É em La La Land – Los Angeles, a cidade das estrelas – que os caminhos de Mia e de Sebastian vão se cruzar. Dois sonhadores perseguindo os seus sonhos.  Dois sonhadores perseguindo os seus sonhos enquanto tentam fazer um relacionamento dar certo.

O filme nos faz uma pergunta: até onde você estaria disposto a ir para perseguir o seu sonho?

A ideia parece simples e, até mesmo, clichê. E, verdade seja dita, ela o é.

A originalidade do filme não reside na sua ideia central, mas sim nos detalhes. Eles é que fazem toda a diferença.

Em primeiro lugar, o filme traz referências de diversos outros musicais famosos – como “Cantando na Chuva”, “Grease” e “Cinderela em Paris”. Ele faz uma homenagem à era gloriosa dos musicais hollywoodianos. E o faz com excelência. As referências são nostálgicas. Valeria a pena assistir apenas por isso.

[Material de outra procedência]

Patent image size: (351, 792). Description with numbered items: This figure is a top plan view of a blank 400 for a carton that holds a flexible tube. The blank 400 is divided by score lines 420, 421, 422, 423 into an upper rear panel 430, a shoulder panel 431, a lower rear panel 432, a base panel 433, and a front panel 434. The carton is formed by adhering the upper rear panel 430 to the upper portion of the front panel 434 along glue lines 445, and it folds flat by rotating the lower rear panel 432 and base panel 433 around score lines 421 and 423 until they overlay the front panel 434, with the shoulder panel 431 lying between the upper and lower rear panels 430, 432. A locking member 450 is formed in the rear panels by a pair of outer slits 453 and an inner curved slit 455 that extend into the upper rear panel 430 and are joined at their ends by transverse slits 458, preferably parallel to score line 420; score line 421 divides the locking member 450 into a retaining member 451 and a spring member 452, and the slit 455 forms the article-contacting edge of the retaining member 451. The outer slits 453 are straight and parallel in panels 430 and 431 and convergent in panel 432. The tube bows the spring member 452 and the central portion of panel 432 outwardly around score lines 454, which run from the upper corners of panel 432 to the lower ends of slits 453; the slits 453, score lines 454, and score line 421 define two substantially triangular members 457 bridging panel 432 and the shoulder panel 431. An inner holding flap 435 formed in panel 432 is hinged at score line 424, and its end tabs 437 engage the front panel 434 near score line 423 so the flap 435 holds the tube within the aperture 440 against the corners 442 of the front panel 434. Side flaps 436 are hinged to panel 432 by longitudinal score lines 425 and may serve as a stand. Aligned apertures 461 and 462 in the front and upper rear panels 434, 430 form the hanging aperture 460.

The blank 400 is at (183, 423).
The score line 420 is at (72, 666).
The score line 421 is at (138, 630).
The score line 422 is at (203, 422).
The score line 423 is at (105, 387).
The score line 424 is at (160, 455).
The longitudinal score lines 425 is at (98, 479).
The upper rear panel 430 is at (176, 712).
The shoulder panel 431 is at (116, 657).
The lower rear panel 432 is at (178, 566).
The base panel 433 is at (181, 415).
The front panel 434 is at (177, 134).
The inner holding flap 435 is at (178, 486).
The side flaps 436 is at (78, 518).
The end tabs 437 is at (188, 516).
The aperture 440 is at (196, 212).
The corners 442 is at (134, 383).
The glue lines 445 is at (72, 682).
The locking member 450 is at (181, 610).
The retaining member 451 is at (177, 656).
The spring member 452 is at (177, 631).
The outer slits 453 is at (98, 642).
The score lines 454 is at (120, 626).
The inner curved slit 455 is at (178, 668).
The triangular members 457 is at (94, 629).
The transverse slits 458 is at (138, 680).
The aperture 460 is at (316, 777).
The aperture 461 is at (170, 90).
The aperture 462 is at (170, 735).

Mas não pense você que o filme não inova. O fechamento dele é muitíssimo inovador, porque destoa de todos os outros musicais que começaram na década de 50. É um final surpreendente e atual. Ele nos lembra do momento em que estamos vivendo e de quais são as nossas prioridades. Hoje, o indivíduo está em foco. E o indivíduo precisa realizar – se individualmente.

Além disso, vale dizer que a fotografia de La La Land é linda e profundamente onírica. A iluminação é exagerada (quase em neon), dando ao filme um toque artístico. O jogo de câmeras – sem muitos cortes – deu o estilo clássico de que o filme necessitava.

Também é importante salientar que a química entre Emma e Ryan é apaixonante. O casal é verossímil. Não apenas porque ficam bonitos juntos – mas também porque continuam a ter personalidade e individualidade quando estão separados. Você vai dar suspiros adolescentes pelos dois – ah, se vai!

Sobre as canções de La La Land, cabe dizer que elas são encantadoras – muito embora sejam despretensiosas. A intenção não foi colocar vibratos exultantes. A intenção foi fazer músicas leves – em um estilo atual e, ao mesmo tempo, clássico. Os toques de Jazz  não são mera coincidência.

Por outro lado, devemos compreender que os atores não são músicos profissionais. Não dava para esperar grandes feitos dos dois (Emma e Ryan) nesse sentido. Mas acho que eles deram o melhor de si e o resultado foi maravilhoso. As vozes de ambos casam com a proposta do filme. City Of Stars – a canção mais icônica do longa, na minha opinião – é um encanto. Não consigo parar de ouvir.

O filme me entreteve, mas me fez refletir sobre pequenas coisas. Ele me fez perceber que nós não podemos desistir dos nossos sonhos. Acima de tudo, nós precisamos nos sentir realizados e úteis. O indivíduo é cheio de particularidades. E ele precisa cumprir, individualmente, os seus ideais e as suas metas.
Viver precisa ter significado. Senão, seremos eternos amargurados que, ora, entram e, ora, saem de crises existenciais.

Escolher também é uma atitude – chave. Uma única escolha pode mudar todo o curso da nossa vida. Basta uma escolha. E a vida é assim – pura e simplesmente.

La La Land fez muito sentido para mim, especialmente na fase em que estou agora. Eu amei o filme. Não consigo parar de pensar nele. Não consigo parar de pensar naquele final. Não consigo deixar de me apegar às canções. Tudo é muito envolvente! E lindo. E encantador.

Em outras palavras, esse filme não se debruça apenas sobre sonhos – ele é um sonho.

Precisamos falar também sobre os looks da personagem Mia. Os vestidos que ela usa são lindos. Eu preciso tê-los no meu guarda – roupa. Só isso.

Em suma, La La Land – Cantando Estações se tornou o meu sexto filme preferido.  Assista e tire suas próprias conclusões. Entretanto, no que tange ao meu parecer – nada técnico e muito amador – o filme é maravilhoso e vale a pena ser visto não apenas uma, mas várias vezes.